# Do many people use Last.fm?



## beetzart (Dec 30, 2009)

I reactivated my account on Last.fm because I have switched from MWP to MusicBee which is a really decent piece of software especially as it is free. Although I'll be honest in that I don't really understand scrobbling fully but I like the idea of getting recommendations to broaden my horizons so to speak. So is that all there is to it?


----------



## fliege (Nov 7, 2017)

I use it. Scrobbling just means you tell them what you listen to. Nothing more than that. I started 10 years ago but for the middle 5 years I used it less. I'm somewhat curious about how my tastes change over time so I keep it for that. Sometimes I find it surprising what spend most of my time listening too. It's also notable how much staying power a lot popular music has for me.


----------



## Rogerx (Apr 27, 2018)

I don't even know what Last.fm would be, USA thing?


----------



## DBLee (Jan 8, 2018)

I forgot all about them. I used to use them daily, and for some reason stopped. I just took a peek over there--I'm pretty sure the "Scrobbling" thing is something new about which I have no idea. At least that particular term is.



Rogerx said:


> I don't even know what Last.fm would be, USA thing?

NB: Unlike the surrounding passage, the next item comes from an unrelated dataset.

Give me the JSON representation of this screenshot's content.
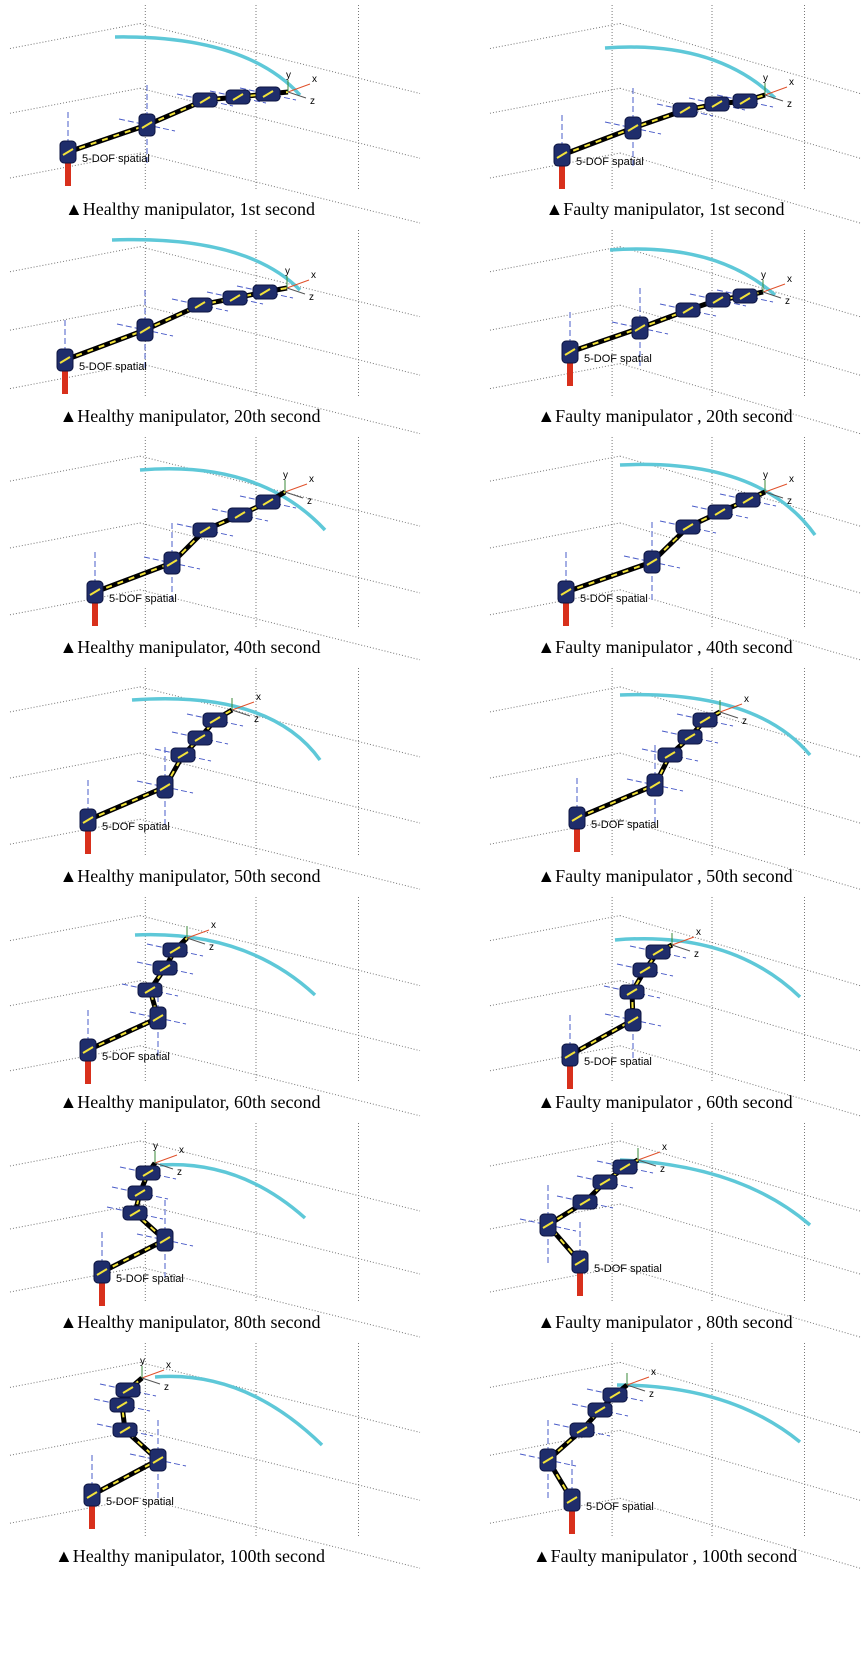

They're based out of the U.K.


----------



## Room2201974 (Jan 23, 2018)

While I'm not a user per se, I've gotten a few cents in royalties from them. Nothing like Spotify or iTunes! It's a smaller user base.


----------



## Rogerx (Apr 27, 2018)

DBLee said:


> I forgot all about them. I used to use them daily, and for some reason stopped. I just took a peek over there--I'm pretty sure the "Scrobbling" thing is something new about which I have no idea. At least that particular term is.
> 
> They're based out of the U.K.


So am I ........


----------